そんな僕の胸中に気付いた様子もなく、男はやにわに懐から煙草を取り出すと、
「ちょっと失礼しますよ。いや、喫煙所はどちらでしたかねえ。全く喫煙者には厳しい世の中になった物で、貴方御存じないですか?」
「いいえ、煙草は吸わない物で。」
「そおですか、それは残念です。」
言って、男は僕に背を向けて部屋から出て行こうとする。思わず僕はホッと息を吐いていた。ホッと? この僕がホッとしたと? 何を安心する事が有る。僕は追い詰められてなんかない。何も僕を妨げる事なんて出来ないし、探る事なんて出来やしない。僕はただ、不愉快なだけだ。目の前の、凡愚を絵に描いた様な男を前にして不快に思っているだけなんだ。
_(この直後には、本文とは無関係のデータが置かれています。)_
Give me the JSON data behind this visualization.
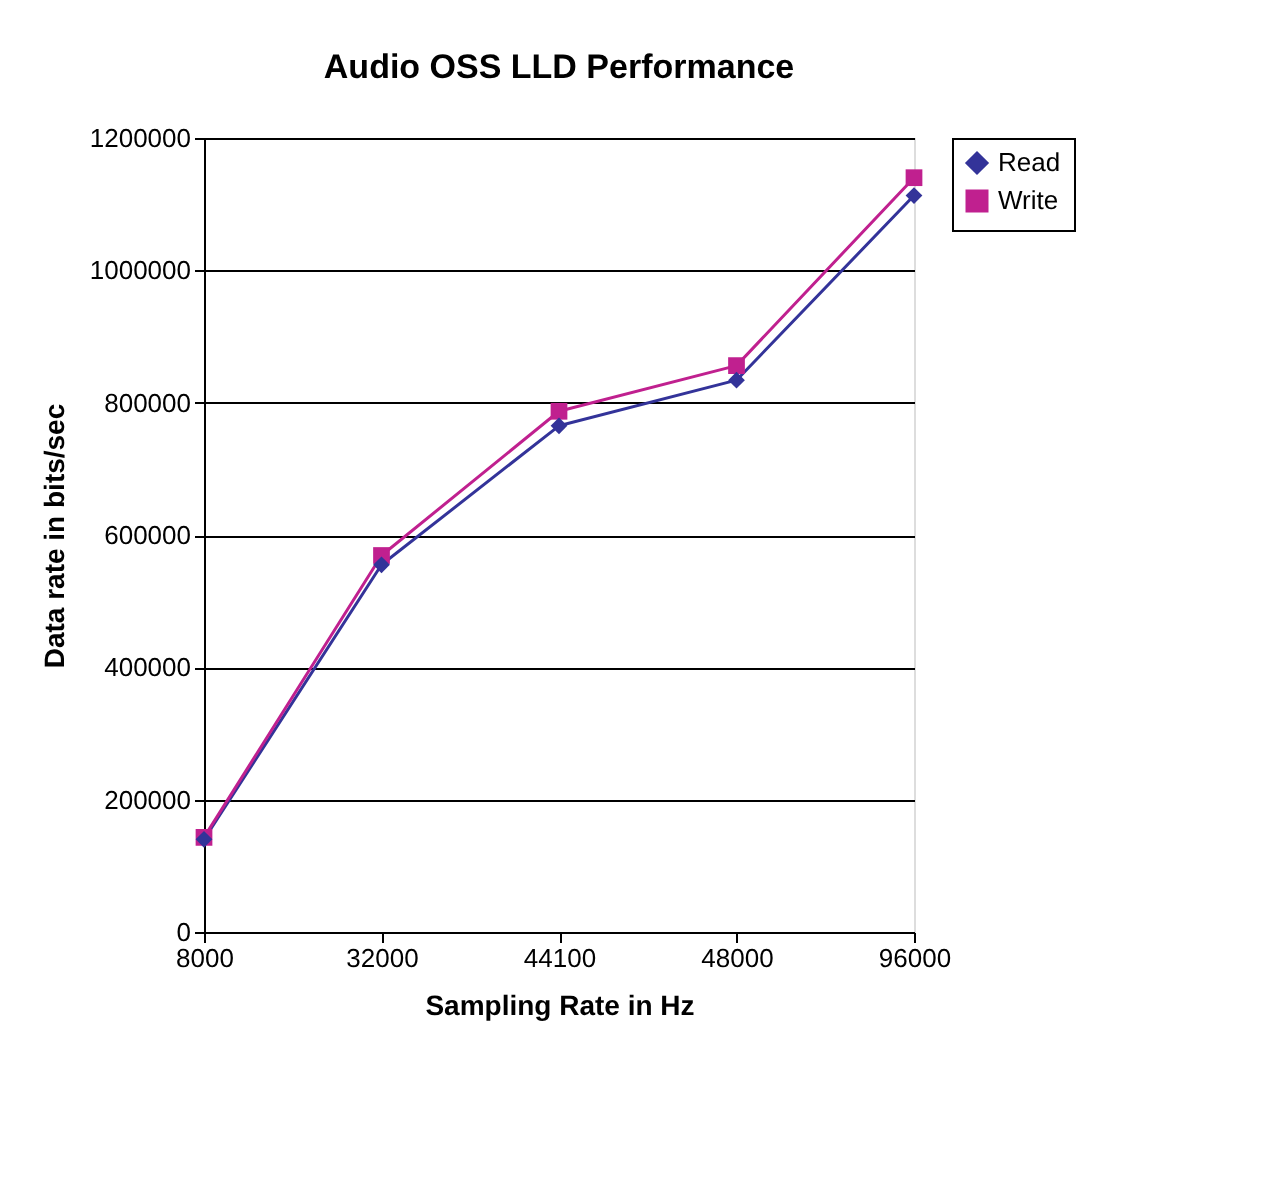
{
  "chart_data": {
    "type": "line",
    "title": "Audio OSS LLD Performance",
    "xlabel": "Sampling Rate in Hz",
    "ylabel": "Data rate in bits/sec",
    "categories": [
      "8000",
      "32000",
      "44100",
      "48000",
      "96000"
    ],
    "series": [
      {
        "name": "Read",
        "color": "#333399",
        "marker": "diamond",
        "values": [
          140000,
          555000,
          765000,
          834000,
          1113000
        ]
      },
      {
        "name": "Write",
        "color": "#c0208f",
        "marker": "square",
        "values": [
          143000,
          569000,
          787000,
          856000,
          1140000
        ]
      }
    ],
    "ylim": [
      0,
      1200000
    ],
    "yticks": [
      0,
      200000,
      400000,
      600000,
      800000,
      1000000,
      1200000
    ],
    "grid": "y",
    "legend": "right",
    "line_style": "solid"
  }
}
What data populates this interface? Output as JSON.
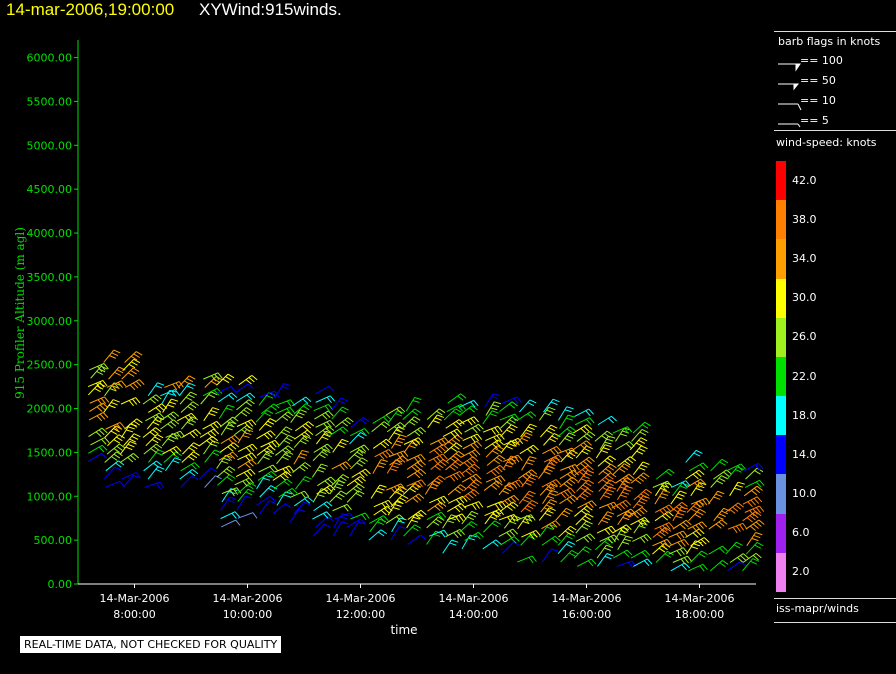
{
  "header": {
    "datetime": "14-mar-2006,19:00:00",
    "product": "XYWind:915winds."
  },
  "chart_data": {
    "type": "scatter",
    "subtype": "wind-barb",
    "xlabel": "time",
    "ylabel": "915 Profiler Altitude (m agl)",
    "ylim": [
      0,
      6200
    ],
    "yticks": [
      "0.00",
      "500.00",
      "1000.00",
      "1500.00",
      "2000.00",
      "2500.00",
      "3000.00",
      "3500.00",
      "4000.00",
      "4500.00",
      "5000.00",
      "5500.00",
      "6000.00"
    ],
    "xticks": [
      {
        "date": "14-Mar-2006",
        "time": "8:00:00"
      },
      {
        "date": "14-Mar-2006",
        "time": "10:00:00"
      },
      {
        "date": "14-Mar-2006",
        "time": "12:00:00"
      },
      {
        "date": "14-Mar-2006",
        "time": "14:00:00"
      },
      {
        "date": "14-Mar-2006",
        "time": "16:00:00"
      },
      {
        "date": "14-Mar-2006",
        "time": "18:00:00"
      }
    ],
    "xlim_hours": [
      7.0,
      19.0
    ],
    "profile_times_hours": [
      7.2,
      7.5,
      7.8,
      8.2,
      8.5,
      8.8,
      9.2,
      9.5,
      9.8,
      10.2,
      10.5,
      10.8,
      11.2,
      11.5,
      11.8,
      12.2,
      12.5,
      12.8,
      13.2,
      13.5,
      13.8,
      14.2,
      14.5,
      14.8,
      15.2,
      15.5,
      15.8,
      16.2,
      16.5,
      16.8,
      17.2,
      17.5,
      17.8,
      18.2,
      18.5,
      18.8
    ],
    "profile_tops_m": [
      2600,
      2600,
      2600,
      2400,
      2300,
      2300,
      2350,
      2350,
      2300,
      2200,
      2200,
      2200,
      2200,
      2100,
      1900,
      1900,
      2000,
      2000,
      2050,
      2150,
      2100,
      2050,
      2100,
      2050,
      2050,
      1950,
      1950,
      1850,
      1800,
      1800,
      1200,
      1150,
      1400,
      1350,
      1350,
      1300
    ],
    "profile_bottoms_m": [
      1300,
      1100,
      1100,
      1100,
      1100,
      1100,
      1100,
      650,
      750,
      800,
      800,
      700,
      550,
      550,
      550,
      500,
      500,
      450,
      450,
      350,
      400,
      400,
      350,
      250,
      250,
      250,
      200,
      200,
      200,
      200,
      150,
      150,
      150,
      150,
      150,
      150
    ],
    "colorbar": {
      "title": "wind-speed: knots",
      "labels": [
        "42.0",
        "38.0",
        "34.0",
        "30.0",
        "26.0",
        "22.0",
        "18.0",
        "14.0",
        "10.0",
        "6.0",
        "2.0"
      ],
      "colors": [
        "#ff0000",
        "#ff8000",
        "#ffa000",
        "#ffff00",
        "#a0f020",
        "#00e000",
        "#00ffff",
        "#0000ff",
        "#6a90e0",
        "#a020f0",
        "#f080f0"
      ]
    }
  },
  "barb_legend": {
    "title": "barb flags in knots",
    "items": [
      "== 100",
      "== 50",
      "== 10",
      "== 5"
    ]
  },
  "source_label": "iss-mapr/winds",
  "qc_note": "REAL-TIME DATA, NOT CHECKED FOR QUALITY",
  "colors": {
    "axis": "#00e000",
    "title_date": "#ffff00",
    "background": "#000000"
  }
}
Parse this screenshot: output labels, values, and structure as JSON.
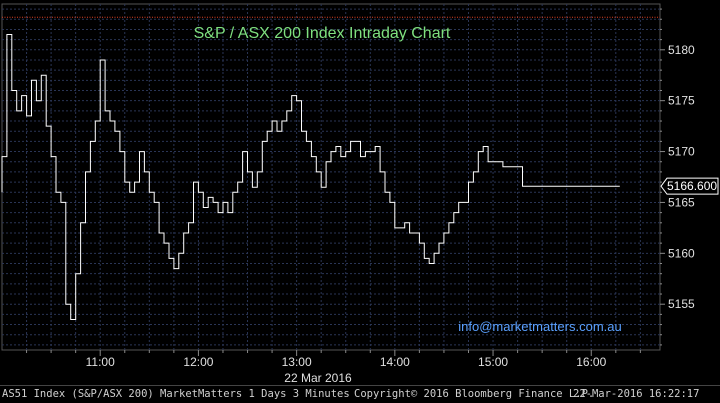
{
  "chart_data": {
    "type": "line",
    "title": "S&P / ASX 200 Index Intraday Chart",
    "annotation": "info@marketmatters.com.au",
    "xlabel": "22 Mar 2016",
    "x_tick_labels": [
      "11:00",
      "12:00",
      "13:00",
      "14:00",
      "15:00",
      "16:00"
    ],
    "y_tick_values": [
      5155,
      5160,
      5165,
      5170,
      5175,
      5180
    ],
    "ylim": [
      5150.5,
      5184.5
    ],
    "xlim": [
      "10:00",
      "16:42"
    ],
    "last_price_label": "5166.600",
    "reference_line": {
      "value": 5183.2,
      "style": "dotted",
      "color": "#e04020"
    },
    "grid": true,
    "colors": {
      "background": "#000000",
      "line": "#ffffff",
      "grid": "#2a3555",
      "title": "#7fe07f",
      "annotation": "#5aa0ff",
      "axis_text": "#e0e0e0"
    },
    "series": [
      {
        "x": [
          "10:00",
          "10:03",
          "10:06",
          "10:09",
          "10:12",
          "10:15",
          "10:18",
          "10:21",
          "10:24",
          "10:27",
          "10:30",
          "10:33",
          "10:36",
          "10:39",
          "10:42",
          "10:45",
          "10:48",
          "10:51",
          "10:54",
          "10:57",
          "11:00",
          "11:03",
          "11:06",
          "11:09",
          "11:12",
          "11:15",
          "11:18",
          "11:21",
          "11:24",
          "11:27",
          "11:30",
          "11:33",
          "11:36",
          "11:39",
          "11:42",
          "11:45",
          "11:48",
          "11:51",
          "11:54",
          "11:57",
          "12:00",
          "12:03",
          "12:06",
          "12:09",
          "12:12",
          "12:15",
          "12:18",
          "12:21",
          "12:24",
          "12:27",
          "12:30",
          "12:33",
          "12:36",
          "12:39",
          "12:42",
          "12:45",
          "12:48",
          "12:51",
          "12:54",
          "12:57",
          "13:00",
          "13:03",
          "13:06",
          "13:09",
          "13:12",
          "13:15",
          "13:18",
          "13:21",
          "13:24",
          "13:27",
          "13:30",
          "13:33",
          "13:36",
          "13:39",
          "13:42",
          "13:45",
          "13:48",
          "13:51",
          "13:54",
          "13:57",
          "14:00",
          "14:03",
          "14:06",
          "14:09",
          "14:12",
          "14:15",
          "14:18",
          "14:21",
          "14:24",
          "14:27",
          "14:30",
          "14:33",
          "14:36",
          "14:39",
          "14:42",
          "14:45",
          "14:48",
          "14:51",
          "14:54",
          "14:57",
          "15:00",
          "15:03",
          "15:06",
          "15:09",
          "15:12",
          "15:15",
          "15:18",
          "15:21",
          "15:24",
          "15:27",
          "15:30",
          "15:33",
          "15:36",
          "15:39",
          "15:42",
          "15:45",
          "15:48",
          "15:51",
          "15:54",
          "15:57",
          "16:00",
          "16:03",
          "16:06",
          "16:09",
          "16:12",
          "16:15"
        ],
        "values": [
          5166,
          5169.5,
          5181.5,
          5176,
          5174,
          5175.5,
          5173.5,
          5177,
          5175,
          5177.5,
          5172.5,
          5169.5,
          5166,
          5165,
          5155,
          5153.5,
          5158,
          5163,
          5168,
          5171,
          5173,
          5179,
          5174,
          5173,
          5172,
          5170,
          5167,
          5166,
          5167,
          5170,
          5168,
          5166,
          5165,
          5162,
          5161,
          5159.5,
          5158.5,
          5160,
          5162,
          5163,
          5167,
          5166,
          5164.5,
          5165.5,
          5165,
          5164,
          5165,
          5164,
          5166,
          5167,
          5170,
          5168,
          5166.5,
          5168,
          5171,
          5172,
          5173,
          5172,
          5173,
          5174,
          5175.5,
          5175,
          5172,
          5171,
          5169.5,
          5168,
          5166.5,
          5169,
          5170,
          5170.5,
          5169.5,
          5170,
          5171,
          5171,
          5169.5,
          5170,
          5170,
          5170.5,
          5168,
          5166,
          5165,
          5162.5,
          5162.5,
          5163,
          5162,
          5162,
          5161,
          5159.5,
          5159,
          5160,
          5161,
          5162,
          5163,
          5164,
          5165,
          5165,
          5167,
          5168,
          5170,
          5170.5,
          5169,
          5169,
          5169,
          5168.5,
          5168.5,
          5168.5,
          5168.5,
          5166.6,
          5166.6,
          5166.6,
          5166.6,
          5166.6,
          5166.6,
          5166.6,
          5166.6,
          5166.6,
          5166.6,
          5166.6,
          5166.6,
          5166.6,
          5166.6,
          5166.6,
          5166.6,
          5166.6,
          5166.6,
          5166.6
        ]
      }
    ]
  },
  "footer": {
    "left": "AS51 Index (S&P/ASX 200) MarketMatters 1 Days 3 Minutes",
    "center": "Copyright© 2016 Bloomberg Finance L.P.",
    "right": "22-Mar-2016 16:22:17"
  }
}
そう思おうとしても、心の奥底から湧き起って来る安堵の気持ちは抑えようがなく……。
「あ、そうだ、そう言えば一つ聞き忘れていた事が有ったんでした。」
だから、不意に男が振り返ってこちらに聞いて来た時には、背筋が凍り、全身から嫌な汗が噴き出して来るのを止める事が出来なかったんだ。
思えば、この時点で、僕はこの男の術中にまんまと嵌っていたのかも知れない……。